Friendship and falling out in Stop the Clock
Good times bond people together– I guess it’s the honeymoon principle. Bad times, too, especially if you help each other get through them.
With old friends – the friends you make at school, or university or college, or in your first job – the history that glues you together is a compound of both the fun stuff and the disasters, plus something else; you come to define each other. The friend who knew you back then as well as now, who has seen you change, really knows you; someone you just met only sees the person you appear to be today.

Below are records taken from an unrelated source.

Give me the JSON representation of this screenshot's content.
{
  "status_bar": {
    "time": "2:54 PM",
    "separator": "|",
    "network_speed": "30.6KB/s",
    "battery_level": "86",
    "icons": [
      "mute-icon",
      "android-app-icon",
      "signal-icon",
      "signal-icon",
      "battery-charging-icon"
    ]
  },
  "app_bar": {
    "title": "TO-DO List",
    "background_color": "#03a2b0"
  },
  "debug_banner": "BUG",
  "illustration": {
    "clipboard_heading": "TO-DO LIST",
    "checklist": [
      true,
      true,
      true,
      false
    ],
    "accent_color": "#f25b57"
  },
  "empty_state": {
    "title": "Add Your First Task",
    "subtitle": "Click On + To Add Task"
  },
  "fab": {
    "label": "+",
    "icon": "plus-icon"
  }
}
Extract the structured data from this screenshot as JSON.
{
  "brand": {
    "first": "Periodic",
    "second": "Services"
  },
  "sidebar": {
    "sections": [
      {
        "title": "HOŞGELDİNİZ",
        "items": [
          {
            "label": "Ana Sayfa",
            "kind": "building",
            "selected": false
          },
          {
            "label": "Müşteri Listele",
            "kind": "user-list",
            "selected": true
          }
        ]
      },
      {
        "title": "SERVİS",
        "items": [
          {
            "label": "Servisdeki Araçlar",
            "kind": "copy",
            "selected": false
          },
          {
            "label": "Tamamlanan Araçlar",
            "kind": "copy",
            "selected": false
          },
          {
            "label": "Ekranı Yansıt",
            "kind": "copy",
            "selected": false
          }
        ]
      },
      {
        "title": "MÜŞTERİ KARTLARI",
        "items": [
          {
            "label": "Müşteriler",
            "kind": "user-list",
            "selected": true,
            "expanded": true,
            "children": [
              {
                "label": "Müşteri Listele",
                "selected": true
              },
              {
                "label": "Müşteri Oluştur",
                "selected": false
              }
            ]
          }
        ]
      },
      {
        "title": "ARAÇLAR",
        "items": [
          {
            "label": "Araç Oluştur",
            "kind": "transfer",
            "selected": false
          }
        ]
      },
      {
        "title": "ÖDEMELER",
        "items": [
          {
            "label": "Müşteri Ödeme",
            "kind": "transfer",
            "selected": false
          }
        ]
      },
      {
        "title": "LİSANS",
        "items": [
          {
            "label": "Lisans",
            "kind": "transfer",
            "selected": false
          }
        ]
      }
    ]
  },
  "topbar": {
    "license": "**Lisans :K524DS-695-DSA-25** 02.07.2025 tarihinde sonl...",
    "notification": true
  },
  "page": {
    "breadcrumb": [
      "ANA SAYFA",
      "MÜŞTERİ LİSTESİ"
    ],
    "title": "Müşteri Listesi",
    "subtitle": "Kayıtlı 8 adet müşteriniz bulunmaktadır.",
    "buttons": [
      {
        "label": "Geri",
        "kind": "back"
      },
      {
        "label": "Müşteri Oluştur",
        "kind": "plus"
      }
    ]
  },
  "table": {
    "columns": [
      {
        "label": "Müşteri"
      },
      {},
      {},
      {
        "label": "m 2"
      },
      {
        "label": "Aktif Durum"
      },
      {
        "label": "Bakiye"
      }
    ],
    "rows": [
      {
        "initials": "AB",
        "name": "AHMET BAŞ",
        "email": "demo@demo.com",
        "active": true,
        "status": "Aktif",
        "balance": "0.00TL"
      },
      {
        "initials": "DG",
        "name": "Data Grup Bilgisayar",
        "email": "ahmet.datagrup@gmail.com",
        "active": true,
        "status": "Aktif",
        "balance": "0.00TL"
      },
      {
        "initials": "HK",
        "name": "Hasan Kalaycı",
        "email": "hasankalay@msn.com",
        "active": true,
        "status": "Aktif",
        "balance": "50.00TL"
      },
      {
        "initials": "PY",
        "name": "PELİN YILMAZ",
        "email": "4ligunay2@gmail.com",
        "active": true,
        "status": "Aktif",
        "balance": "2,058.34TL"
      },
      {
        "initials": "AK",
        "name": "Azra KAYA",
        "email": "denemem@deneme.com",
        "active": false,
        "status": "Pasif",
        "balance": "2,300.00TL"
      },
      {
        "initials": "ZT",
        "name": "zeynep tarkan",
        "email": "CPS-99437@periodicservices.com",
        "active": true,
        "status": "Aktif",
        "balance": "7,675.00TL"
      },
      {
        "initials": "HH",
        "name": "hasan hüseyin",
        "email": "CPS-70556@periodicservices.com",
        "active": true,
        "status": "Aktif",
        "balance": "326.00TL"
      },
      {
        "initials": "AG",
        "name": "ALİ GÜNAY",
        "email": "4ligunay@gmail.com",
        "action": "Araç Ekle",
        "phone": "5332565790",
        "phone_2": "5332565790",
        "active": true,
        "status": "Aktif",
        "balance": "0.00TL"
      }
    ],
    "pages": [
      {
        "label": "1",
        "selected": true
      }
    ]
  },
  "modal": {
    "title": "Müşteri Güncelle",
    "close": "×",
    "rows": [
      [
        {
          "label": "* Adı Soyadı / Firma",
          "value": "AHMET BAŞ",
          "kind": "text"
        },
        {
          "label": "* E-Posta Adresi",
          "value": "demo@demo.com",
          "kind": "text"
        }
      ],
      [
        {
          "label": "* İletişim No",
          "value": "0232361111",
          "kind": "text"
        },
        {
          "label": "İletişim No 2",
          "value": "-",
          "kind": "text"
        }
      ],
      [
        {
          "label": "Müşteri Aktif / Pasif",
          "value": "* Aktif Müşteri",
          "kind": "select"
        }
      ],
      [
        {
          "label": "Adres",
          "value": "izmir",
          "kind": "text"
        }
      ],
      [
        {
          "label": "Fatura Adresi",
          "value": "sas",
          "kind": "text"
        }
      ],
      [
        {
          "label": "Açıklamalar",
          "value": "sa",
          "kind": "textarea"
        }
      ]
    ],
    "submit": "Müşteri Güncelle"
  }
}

But change can mean distance, too; how far can the bonds of friendship stretch before they break?
The three main characters in Stop the Clock, my debut novel, are close in their mid-twenties, but their lives are set to head in different directions. Lucy, married and a mum, has no desire to go back to work; Tina is ambitious and career-focused; Natalie just wants to settle down with her boyfriend, or thinks she does. By their mid-thirties, they have ended up in quite different positions as far as their love lives and careers are concerned – but is the picture about to change yet again?
Old friendships – like any long relationship – sometimes hit a rough patch. (I still feel bad about ruining my friend’s egg poaching pan that her grandmother gave her. What can I say – in an ideal world, nobody would ever let me near a cooker.)
Stop the Clock looks at what happens when there are tensions between friends, when the goodwill built up over the years is put to the test. Following what happens to the three friends was a way of dramatising the different kinds of lives that women lead, depending not just on our choices, but also on chance – the opportunities that come our way (or don’t, however much we wish they would).